Junio C Hamano <gitster@xxxxxxxxx> writes:

> Junio C Hamano <gitster@xxxxxxxxx> writes:
>
> What "git clone" should have been was:
>
>     * Parse command line arguments;
>
>     * Create a new repository and go into it; this step would
>       require us to have parsed the command line for --template,
>       <directory>, --separate-git-dir, etc.
>
>     * Talk to the remote and do get_remote_heads() aka ls-remote
>       output;
>
>     * Decide what fetch refspec to use, which alternate object store
>       to borrow from; this step would require us to have parsed the
>       command line for --reference, --mirror, --origin, etc;
>
>     --- we'll insert something new here ---
>
>     * Issue "git fetch" with the refspec determined above; this step
>       would require us to have parsed the command line for --depth, etc.
>
>     * Run "git checkout -b" to create an initial checkout; this step
>       would require us to have parsed the command line for --branch,
>       etc.
>
> Even though the current code conceptually does the above, these
> steps are not cleanly separated as such.  I think our update to gain
> "resumable clone" feature on the client side need to start by
> refactoring the current code, before learning "resumable clone", to
> look like the above.
>
> Once we do that, we can insert an extra step before the step that
> runs "git fetch" to optionally [*1*] grab the extra piece of
> information Kevin's "prime-clone" service produces [*2*], and store
> it in the "new repository" somewhere [*3*].
>
> And then, as you suggested, an updated "git fetch" can be taught to
> notice the priming information left by the previous step, and use it
> to attempt to download the pack until success, and to index that
> pack to learn the tips that can be used as ".have" entries in the
> request.  From the original server's point of view, this fetch
> request would "want" the same set of objects, but would appear as
> an incremental update.

Thinking about this even more, it probably makes even more sense to
move the new "learn prime info and store it in repository somewhere,
so that later re-invocation of 'git fetch' can take advantage of it"
step _into_ "git fetch".  That would allow "git fetch" in a freshly
created empty repository take advantage of this feature for free.

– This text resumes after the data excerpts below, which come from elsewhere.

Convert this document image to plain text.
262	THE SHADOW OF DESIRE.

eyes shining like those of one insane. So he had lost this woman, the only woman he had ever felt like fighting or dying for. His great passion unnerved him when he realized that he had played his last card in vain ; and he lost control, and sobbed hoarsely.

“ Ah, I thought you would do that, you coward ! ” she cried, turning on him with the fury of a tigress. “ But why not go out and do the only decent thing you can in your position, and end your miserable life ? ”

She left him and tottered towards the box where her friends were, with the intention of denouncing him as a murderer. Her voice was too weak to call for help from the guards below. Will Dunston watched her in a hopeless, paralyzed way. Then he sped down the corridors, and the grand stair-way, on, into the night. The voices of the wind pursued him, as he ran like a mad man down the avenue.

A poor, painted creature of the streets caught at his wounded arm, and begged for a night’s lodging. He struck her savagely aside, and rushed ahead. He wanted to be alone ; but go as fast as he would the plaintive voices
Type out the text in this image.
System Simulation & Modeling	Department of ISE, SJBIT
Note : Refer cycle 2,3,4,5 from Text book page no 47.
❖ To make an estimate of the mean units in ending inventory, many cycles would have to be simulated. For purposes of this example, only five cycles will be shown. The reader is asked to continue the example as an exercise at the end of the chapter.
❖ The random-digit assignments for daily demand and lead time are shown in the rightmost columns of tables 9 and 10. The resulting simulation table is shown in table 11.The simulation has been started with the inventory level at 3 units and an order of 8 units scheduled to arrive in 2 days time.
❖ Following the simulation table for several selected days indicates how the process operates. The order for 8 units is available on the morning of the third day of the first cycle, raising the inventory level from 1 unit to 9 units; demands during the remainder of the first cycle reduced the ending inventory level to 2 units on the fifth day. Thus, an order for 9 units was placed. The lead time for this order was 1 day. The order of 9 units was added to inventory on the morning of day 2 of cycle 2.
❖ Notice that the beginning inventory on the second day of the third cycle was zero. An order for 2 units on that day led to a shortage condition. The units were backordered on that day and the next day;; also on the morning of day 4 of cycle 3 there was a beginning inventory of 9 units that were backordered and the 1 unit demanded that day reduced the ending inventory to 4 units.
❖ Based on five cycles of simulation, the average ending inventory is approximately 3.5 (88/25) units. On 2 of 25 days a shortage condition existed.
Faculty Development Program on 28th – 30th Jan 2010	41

The step that "git clone" internally drives "git fetch" would not
actually be done by spawning a separate process with run_command()
because we would want to reuse the connection we already have with
the server when "git clone" first talked to it to learn "ls-remote"
equivalent (i.e. transport_get_remote_refs()).  I wonder if we can
do without this early "ls-remote"; that would further simplify
things by allowing us to just spawn "git fetch" internally.